None of them knows the answer.
"What about the name of this tree?" Melani asks again, pointing out a small plum mango tree. The students again had no idea.
Talking to the group of students from state primary school Cikoneng, in rural Cisarua district, the researchers are dumbfounded as none of the children know the names of indigenous fruits.
The researchers say they are concerned that the students can only name apples and pears, as well as jambu air or rose apple.
The students cannot name local fruits such as buni, menteng, gandaria, and bisbul or velvet apple.
Buni (Antidesma bunius) is a small purple fruit with a tart taste. Menteng (Baccaurea dulcis) has a sweet-sour taste.

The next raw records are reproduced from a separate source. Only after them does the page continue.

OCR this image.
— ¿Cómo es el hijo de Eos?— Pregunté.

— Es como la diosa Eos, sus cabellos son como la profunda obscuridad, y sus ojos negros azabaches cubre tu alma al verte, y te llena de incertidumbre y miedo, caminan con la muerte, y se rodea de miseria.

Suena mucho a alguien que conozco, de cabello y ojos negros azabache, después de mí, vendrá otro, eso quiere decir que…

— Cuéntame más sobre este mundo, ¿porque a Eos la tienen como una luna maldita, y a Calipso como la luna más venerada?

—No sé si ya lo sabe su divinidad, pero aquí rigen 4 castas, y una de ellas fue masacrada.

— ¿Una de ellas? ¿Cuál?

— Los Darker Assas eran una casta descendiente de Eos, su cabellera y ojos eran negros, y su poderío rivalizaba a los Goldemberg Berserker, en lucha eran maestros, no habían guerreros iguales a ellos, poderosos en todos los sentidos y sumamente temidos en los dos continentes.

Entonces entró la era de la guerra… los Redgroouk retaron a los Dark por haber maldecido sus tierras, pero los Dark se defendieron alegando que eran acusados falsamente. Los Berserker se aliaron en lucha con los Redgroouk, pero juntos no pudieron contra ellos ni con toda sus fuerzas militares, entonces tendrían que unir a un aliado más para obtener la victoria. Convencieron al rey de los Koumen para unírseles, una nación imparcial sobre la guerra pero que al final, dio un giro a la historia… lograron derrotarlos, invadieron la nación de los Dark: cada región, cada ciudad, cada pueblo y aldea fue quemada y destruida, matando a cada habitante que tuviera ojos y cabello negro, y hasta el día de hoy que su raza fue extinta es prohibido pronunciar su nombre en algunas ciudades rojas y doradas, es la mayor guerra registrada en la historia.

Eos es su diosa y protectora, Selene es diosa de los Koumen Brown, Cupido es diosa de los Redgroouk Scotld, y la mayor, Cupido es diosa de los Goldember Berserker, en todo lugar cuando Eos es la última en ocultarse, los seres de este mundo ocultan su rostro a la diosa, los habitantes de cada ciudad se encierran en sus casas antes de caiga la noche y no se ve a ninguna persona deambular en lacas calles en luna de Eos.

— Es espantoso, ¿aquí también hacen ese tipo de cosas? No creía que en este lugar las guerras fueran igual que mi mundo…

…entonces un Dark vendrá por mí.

Gandaria (Bouea macrophylla) is a yellow fleshy fruit with a sour to sweet taste with a faint smell of turpentine, while bisbul or velvet apple (Diospyros blanchoi) is a dark red to purple fruit with a velvet-like skin.
The researchers say that if children living in a village do not know the names of the fruits from trees planted in their own front yards, the ignorance will be far more acute among children in big cities such as Jakarta.
Many modern children are not familiar with local fruits, the researchers lament, because most of the plants are already extinct in their endemic areas.
As fewer and fewer home gardens boast these trees, people lose their attachment to the plants, which are also considered a natural heritage, the researchers say.
In Jakarta, for instance, most people are not aware that the names of some areas, including Gandaria, Kemang and Palmerah, came from the names of trees that used to be commonly found in those areas.
The coordinator of the conservation class, Bogor Botanical Garden researcher Tri Handayani, says the children took part in planting a mini botanical garden in their school yard earlier in the day.
The trees planted in the school yard are local species.
Tri says the researchers want the schools to be natural laboratories specializing in local fruit.
The children have already planted buni, menteng, gandaria, and bisbul trees, along with jamblang (Syzygium cumini) and gowok (Syzygium polycephalum) trees. Researchers are holding the conservation classes at three of around 30 elementary schools in the Puncak area of Cisarua.
The schools - Gunung Mas, Kopo 3 and Cikoneng - each get 500 plant seeds.
The students receive lessons on environmental issues, plant conservation and an introduction to the names of local fruits, including how to cultivate the fruit trees around their homes.
"We only picked three schools to make the mini botanical garden with local plants, because those schools were the only ones with enough land for a botanical garden," Tri says.
She adds the researchers want to highlight to the students the importance of trees.
The researchers explain that trees can retain water and help make the air fresher.
They also emphasize the need to conserve the upstream area of the Ciliwung River, which originates in Puncak.
The Bogor Botanical Garden uses the water from the Ciliwung River to irrigate its collection of plants.